那几人还不知道自己的脑袋已经在鬼门关前转过一圈,仍跪在地上放声求饶。
“国师大人您误会了,草民绝对没有这个意思,只不过是一时紧张说错了话而已,求国师大人放过小人这一回吧!”
玉无望面带冷意:“押到衙门,从重处置。”
这话虽然没有直接表示如何处置恶人,可他们自己对自己的罪行颇为清楚。
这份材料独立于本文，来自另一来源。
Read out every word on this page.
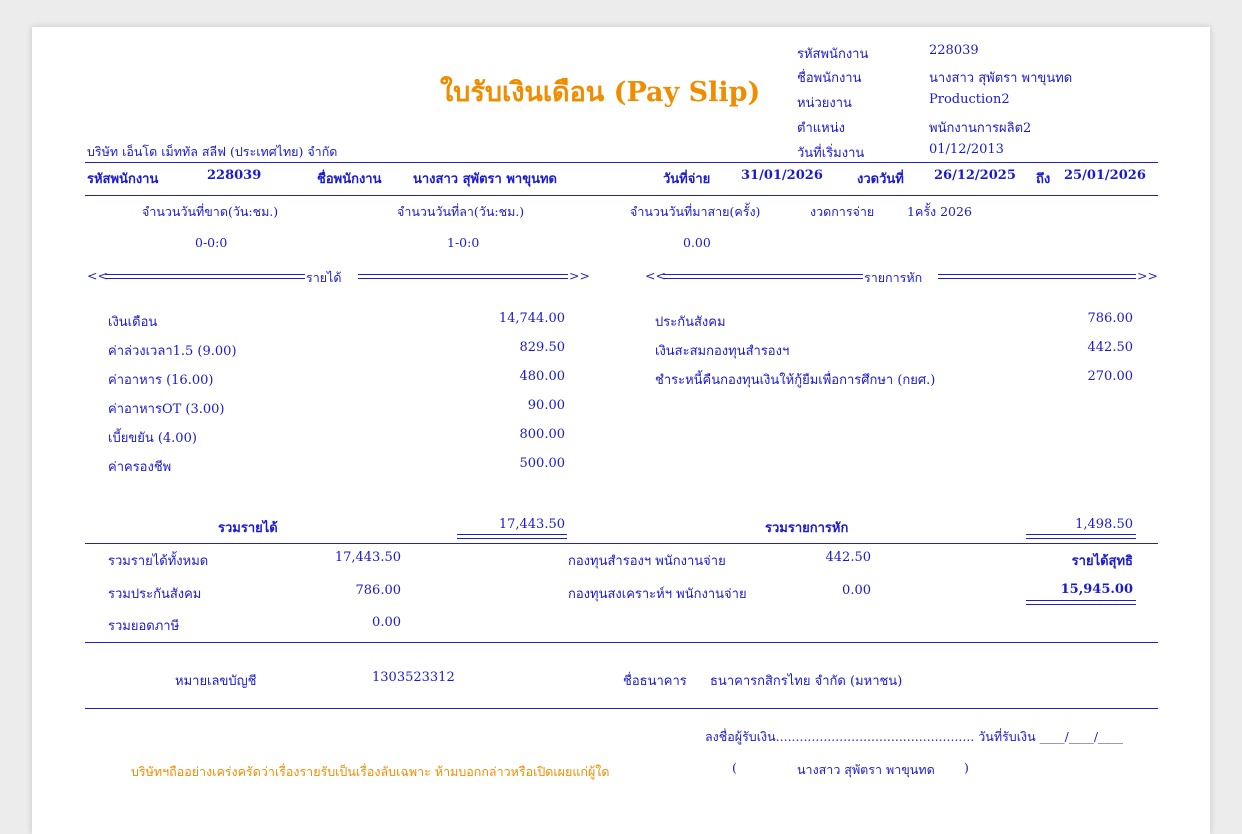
ใบรับเงินเดือน (Pay Slip)
รหัสพนักงาน	228039
ชื่อพนักงาน	นางสาว สุพัตรา พาขุนทด
หน่วยงาน	Production2
ตำแหน่ง	พนักงานการผลิต2
วันที่เริ่มงาน	01/12/2013
บริษัท เอ็นโด เม็ททัล สลีฟ (ประเทศไทย) จำกัด
รหัสพนักงาน	228039	ชื่อพนักงาน นางสาว สุพัตรา พาขุนทด	วันที่จ่าย 31/01/2026	งวดวันที่ 26/12/2025 ถึง 25/01/2026
จำนวนวันที่ขาด(วัน:ชม.)	จำนวนวันที่ลา(วัน:ชม.)	จำนวนวันที่มาสาย(ครั้ง)	งวดการจ่าย	1ครั้ง 2026
0-0:0	1-0:0	0.00
<<	รายได้	>>	<<	รายการหัก	>>
เงินเดือน	14,744.00
ค่าล่วงเวลา1.5 (9.00)	829.50
ค่าอาหาร (16.00)	480.00
ค่าอาหารOT (3.00)	90.00
เบี้ยขยัน (4.00)	800.00
ค่าครองชีพ	500.00
ประกันสังคม	786.00
เงินสะสมกองทุนสำรองฯ	442.50
ชำระหนี้คืนกองทุนเงินให้กู้ยืมเพื่อการศึกษา (กยศ.)	270.00
รวมรายได้	17,443.50	รวมรายการหัก	1,498.50
รวมรายได้ทั้งหมด	17,443.50
รวมประกันสังคม	786.00
รวมยอดภาษี	0.00
กองทุนสำรองฯ พนักงานจ่าย	442.50
กองทุนสงเคราะห์ฯ พนักงานจ่าย	0.00
รายได้สุทธิ
15,945.00
หมายเลขบัญชี	1303523312	ชื่อธนาคาร ธนาคารกสิกรไทย จำกัด (มหาชน)
ลงชื่อผู้รับเงิน.................................................. วันที่รับเงิน ____/____/____
(	นางสาว สุพัตรา พาขุนทด )
บริษัทฯถืออย่างเคร่งครัดว่าเรื่องรายรับเป็นเรื่องลับเฉพาะ ห้ามบอกกล่าวหรือเปิดเผยแก่ผู้ใด
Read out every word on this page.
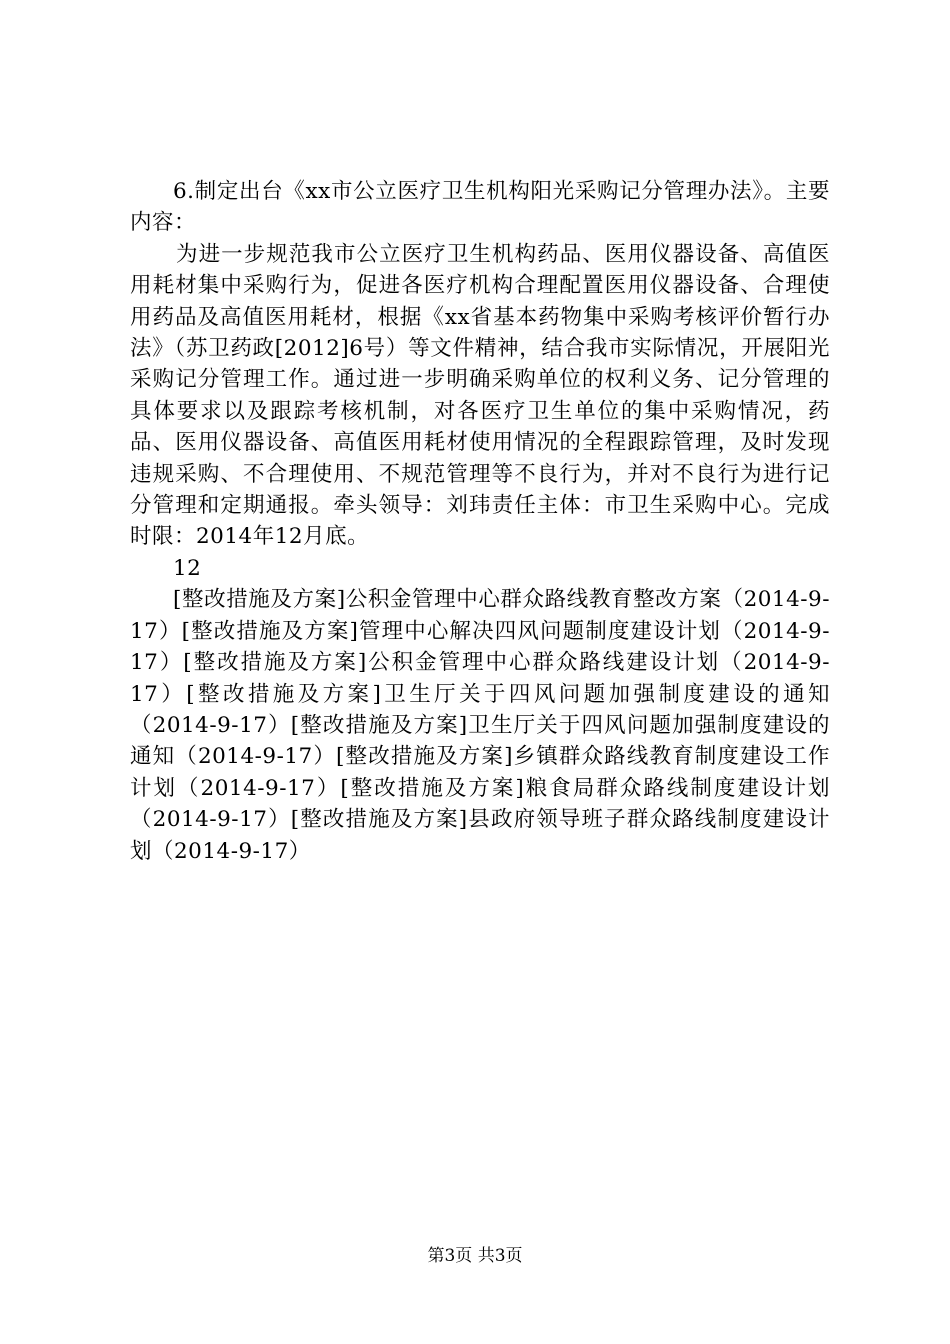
6.制定出台《xx市公立医疗卫生机构阳光采购记分管理办法》。主要内容：

为进一步规范我市公立医疗卫生机构药品、医用仪器设备、高值医用耗材集中采购行为，促进各医疗机构合理配置医用仪器设备、合理使用药品及高值医用耗材，根据《xx省基本药物集中采购考核评价暂行办法》（苏卫药政[2012]6号）等文件精神，结合我市实际情况，开展阳光采购记分管理工作。通过进一步明确采购单位的权利义务、记分管理的具体要求以及跟踪考核机制，对各医疗卫生单位的集中采购情况，药品、医用仪器设备、高值医用耗材使用情况的全程跟踪管理，及时发现违规采购、不合理使用、不规范管理等不良行为，并对不良行为进行记分管理和定期通报。牵头领导：刘玮责任主体：市卫生采购中心。完成时限：2014年12月底。

12

[整改措施及方案]公积金管理中心群众路线教育整改方案（2014-9-17）[整改措施及方案]管理中心解决四风问题制度建设计划（2014-9-17）[整改措施及方案]公积金管理中心群众路线建设计划（2014-9-17）[整改措施及方案]卫生厅关于四风问题加强制度建设的通知（2014-9-17）[整改措施及方案]卫生厅关于四风问题加强制度建设的通知（2014-9-17）[整改措施及方案]乡镇群众路线教育制度建设工作计划（2014-9-17）[整改措施及方案]粮食局群众路线制度建设计划（2014-9-17）[整改措施及方案]县政府领导班子群众路线制度建设计划（2014-9-17）

第3页 共3页
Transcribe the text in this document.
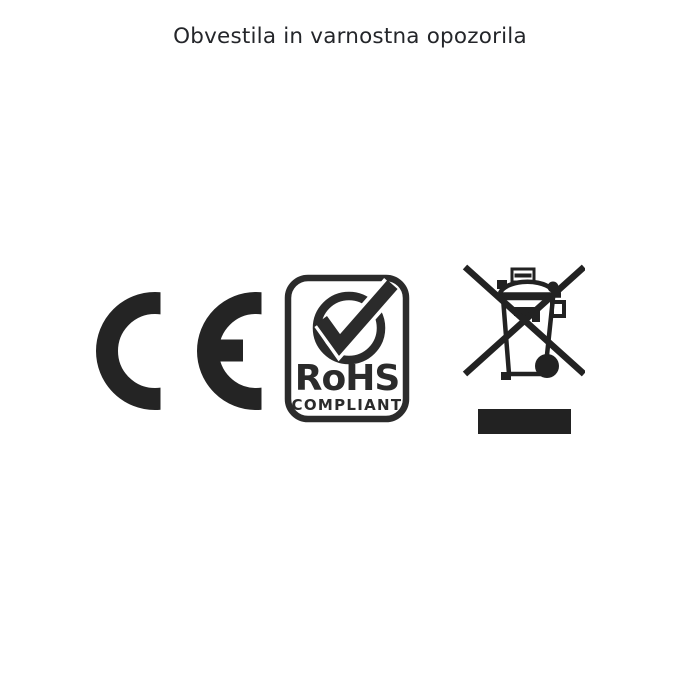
Obvestila in varnostna opozorila
RoHS
COMPLIANT
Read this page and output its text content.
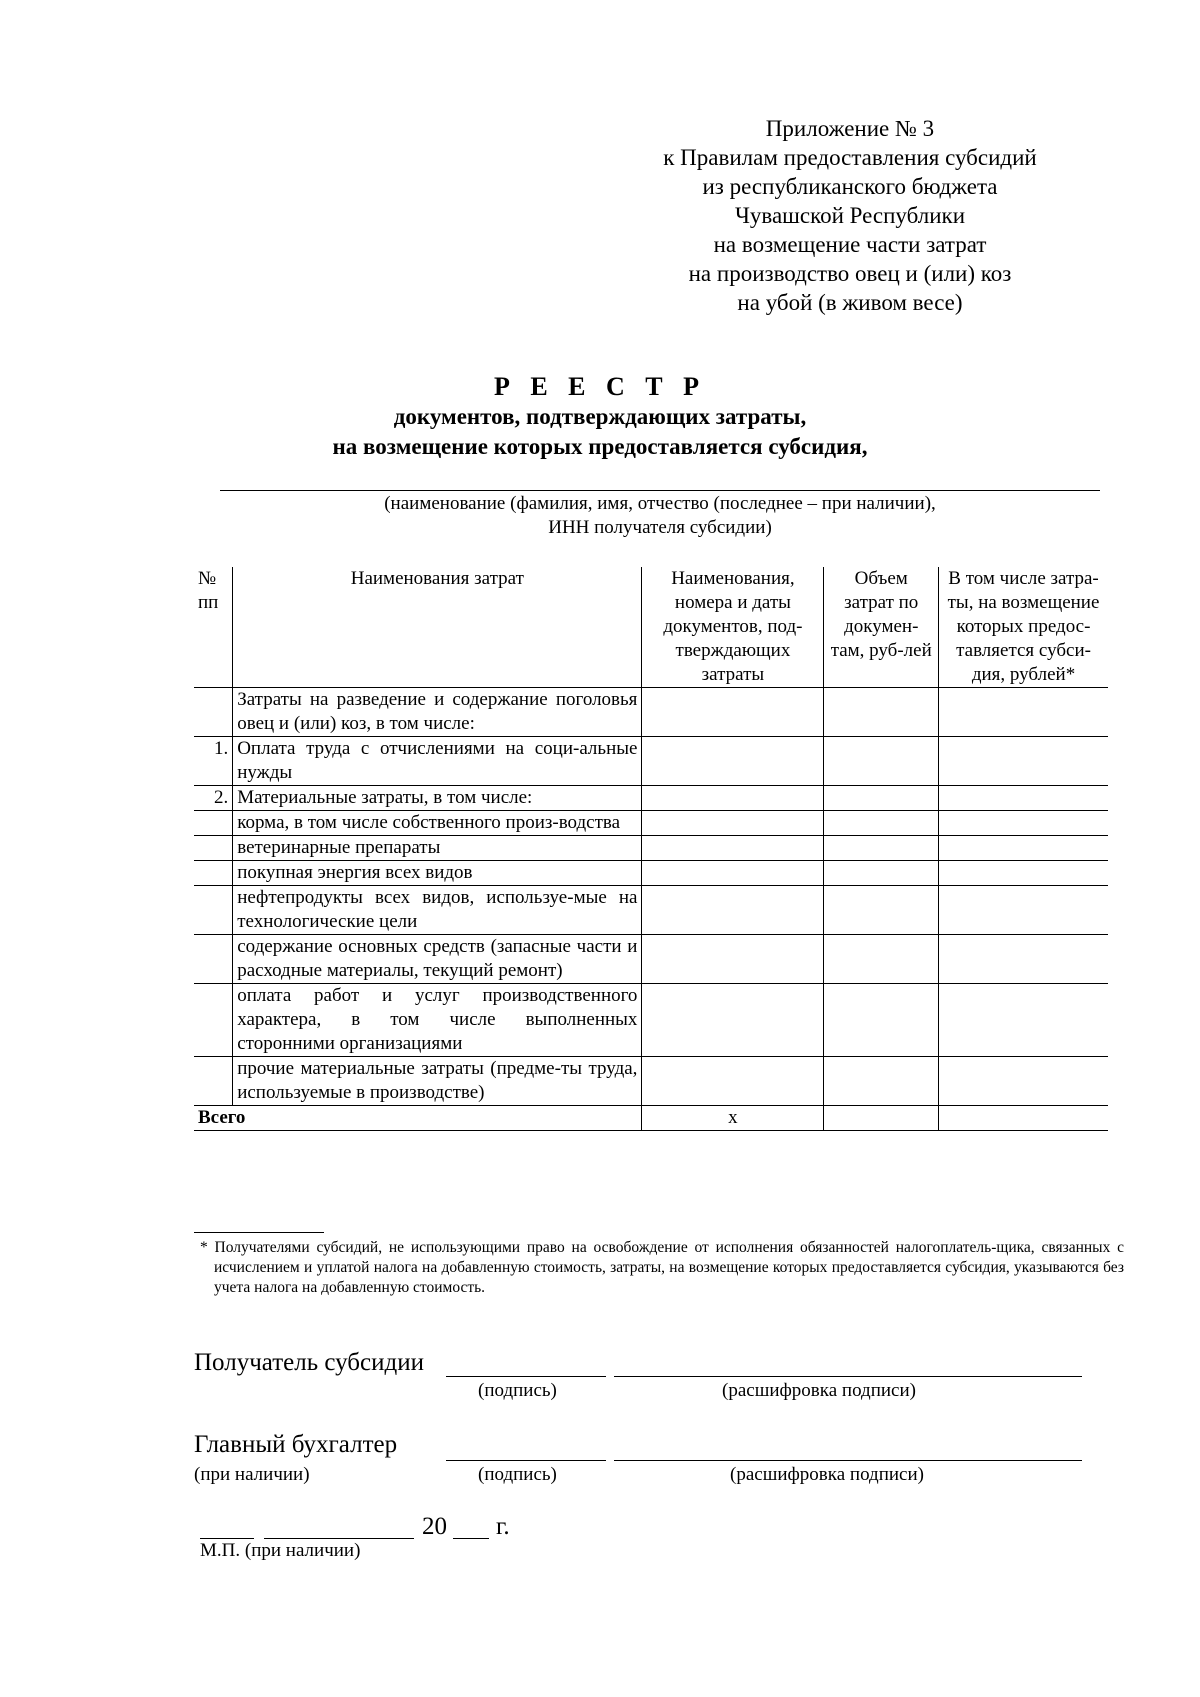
Приложение № 3
к Правилам предоставления субсидий
из республиканского бюджета
Чувашской Республики
на возмещение части затрат
на производство овец и (или) коз
на убой (в живом весе)
Р Е Е С Т Р
документов, подтверждающих затраты,
на возмещение которых предоставляется субсидия,
(наименование (фамилия, имя, отчество (последнее – при наличии),
ИНН получателя субсидии)
№ пп	Наименования затрат	Наименования, номера и даты документов, под-тверждающих затраты	Объем затрат по докумен-там, руб-лей	В том числе затра-ты, на возмещение которых предос-тавляется субси-дия, рублей*
	Затраты на разведение и содержание поголовья овец и (или) коз, в том числе:			
1.	Оплата труда с отчислениями на соци-альные нужды			
2.	Материальные затраты, в том числе:			
	корма, в том числе собственного произ-водства			
	ветеринарные препараты			
	покупная энергия всех видов			
	нефтепродукты всех видов, используе-мые на технологические цели			
	содержание основных средств (запасные части и расходные материалы, текущий ремонт)			
	оплата работ и услуг производственного характера, в том числе выполненных сторонними организациями			
	прочие материальные затраты (предме-ты труда, используемые в производстве)			
Всего		х		
* Получателями субсидий, не использующими право на освобождение от исполнения обязанностей налогоплатель-щика, связанных с исчислением и уплатой налога на добавленную стоимость, затраты, на возмещение которых предоставляется субсидия, указываются без учета налога на добавленную стоимость.
Получатель субсидии
(подпись)	(расшифровка подписи)
Главный бухгалтер
(при наличии)	(подпись)	(расшифровка подписи)
20 г.
М.П. (при наличии)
自己所做的恶事数不胜数,几乎每一件都够他们喝一壶的,如今被押送到衙门,到头来恐怕只有死路一条,毕竟他们在江城的仇家实在是太多了,对方得知此事绝对不可能放弃落井下石的好机会!到时候他们连能不能全尸从衙门里抬出来,都不好说呢!仔细一想,那几人顿时高估悚然。
与其听凭发落,不如孤注一掷!或许还能求得一线生机!
想到这里,他们眼眸中闪过一抹狠色,手悄悄的摸到武器上。
可目光一转,瞧见玉无望以及跟在他身后的侍女们,这些人又开始后悔了,说到底他们也不过是吃软怕硬的街头混混,早年凭借着杨家的庇护在江城勉强混出点儿人样而已,哪有什么真功夫?
就在这犹豫的间隙,他们的动作被小黑察觉。
小黑生怕那些不长脑子的人发狠真动起手来会伤到玉无望,三步并做两步冲到玉无望面前,一脚踩在其中一人的手背上,重重一碾。
听得咔嚓一声,被踩住手背的人放声。
混混们本来就在打退堂鼓,听到惨叫声越发惊恐,再也不敢动任何念头,只低低垂着脸,一口大气都不敢喘,生怕小黑这一脚也踩到自己手上。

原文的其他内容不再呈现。